Asset registry paths

Each asset is defined by four components:

  1. genome name
  2. asset name
  3. tag name
  4. seek key

All refgenie commands require a genome name, and most also require an asset name. Tag and seek keys are used only when needed and otherwise use sensible defaults.

The most convenient way to provide this information on the command line is with an asset registry path, which take this form:

genome/asset.seek_key:tag

For example, hg38/fasta.fai:default.

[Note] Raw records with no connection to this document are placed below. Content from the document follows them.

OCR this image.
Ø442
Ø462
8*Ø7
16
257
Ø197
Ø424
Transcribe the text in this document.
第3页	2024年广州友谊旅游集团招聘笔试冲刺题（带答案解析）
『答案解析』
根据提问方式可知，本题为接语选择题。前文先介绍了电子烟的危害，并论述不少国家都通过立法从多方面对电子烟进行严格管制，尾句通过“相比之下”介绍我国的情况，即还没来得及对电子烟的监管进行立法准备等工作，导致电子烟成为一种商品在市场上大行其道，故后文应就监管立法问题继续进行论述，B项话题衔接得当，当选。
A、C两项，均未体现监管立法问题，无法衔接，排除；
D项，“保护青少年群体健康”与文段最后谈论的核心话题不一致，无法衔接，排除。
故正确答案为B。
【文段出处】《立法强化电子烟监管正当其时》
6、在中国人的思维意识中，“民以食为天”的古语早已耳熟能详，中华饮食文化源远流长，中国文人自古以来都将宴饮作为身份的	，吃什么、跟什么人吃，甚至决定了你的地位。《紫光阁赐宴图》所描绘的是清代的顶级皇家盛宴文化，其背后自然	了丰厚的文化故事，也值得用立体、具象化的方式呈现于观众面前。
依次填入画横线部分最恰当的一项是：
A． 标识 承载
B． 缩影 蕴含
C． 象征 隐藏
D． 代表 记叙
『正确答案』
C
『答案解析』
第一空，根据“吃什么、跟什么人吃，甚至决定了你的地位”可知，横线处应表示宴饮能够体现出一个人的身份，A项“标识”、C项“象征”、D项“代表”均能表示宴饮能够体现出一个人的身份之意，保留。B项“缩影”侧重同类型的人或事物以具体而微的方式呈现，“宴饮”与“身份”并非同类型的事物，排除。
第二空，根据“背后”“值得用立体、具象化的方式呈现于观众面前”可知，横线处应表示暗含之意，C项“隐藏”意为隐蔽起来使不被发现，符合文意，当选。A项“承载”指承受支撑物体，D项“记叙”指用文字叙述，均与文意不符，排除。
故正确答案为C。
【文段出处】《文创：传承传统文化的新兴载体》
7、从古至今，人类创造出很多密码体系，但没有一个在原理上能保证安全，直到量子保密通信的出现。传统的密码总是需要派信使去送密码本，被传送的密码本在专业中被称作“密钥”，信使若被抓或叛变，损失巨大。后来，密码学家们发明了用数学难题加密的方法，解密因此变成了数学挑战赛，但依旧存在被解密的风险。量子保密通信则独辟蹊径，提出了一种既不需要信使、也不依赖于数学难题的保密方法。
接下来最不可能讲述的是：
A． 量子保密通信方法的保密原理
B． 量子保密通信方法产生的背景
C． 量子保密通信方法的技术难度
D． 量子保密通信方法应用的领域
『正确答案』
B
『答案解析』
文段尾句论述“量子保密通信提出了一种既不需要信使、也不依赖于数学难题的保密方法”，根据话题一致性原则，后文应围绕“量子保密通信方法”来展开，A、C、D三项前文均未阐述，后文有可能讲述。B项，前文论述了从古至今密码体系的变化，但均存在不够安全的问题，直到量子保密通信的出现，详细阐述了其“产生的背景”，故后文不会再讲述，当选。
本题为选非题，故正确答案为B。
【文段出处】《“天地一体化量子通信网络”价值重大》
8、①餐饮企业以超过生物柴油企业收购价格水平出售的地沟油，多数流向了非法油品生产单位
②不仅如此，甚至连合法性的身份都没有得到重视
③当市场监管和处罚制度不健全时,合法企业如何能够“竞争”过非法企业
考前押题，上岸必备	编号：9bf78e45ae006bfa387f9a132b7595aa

Yes, that's a lot of typing if you want to be explicit, but refgenie makes usage of asset registry paths easy with a system of defaults, such that all the commands below return the same path:

$ refgenie seek rCRSd/fasta
path/to/genomes/archive/rCRSd/fasta/default/rCRSd.fa

$ refgenie seek rCRSd/fasta.fasta
path/to/genomes/archive/rCRSd/fasta/default/rCRSd.fa

$ refgenie seek rCRSd/fasta.fasta:default
path/to/genomes/archive/rCRSd/fasta/default/rCRSd.fa

How did it work?

  • default tag is determined by default_tag pointer in the config
  • seek_key defaults to the name of the asset

Using arguments instead of registry paths

Alternatively, you can specify all of these namespace components as command line arguments:

refgenie seek -g rCRSd -a fasta -t default

One advantage of this approach is that it allows you to refer to multiple assets belonging to the same genome.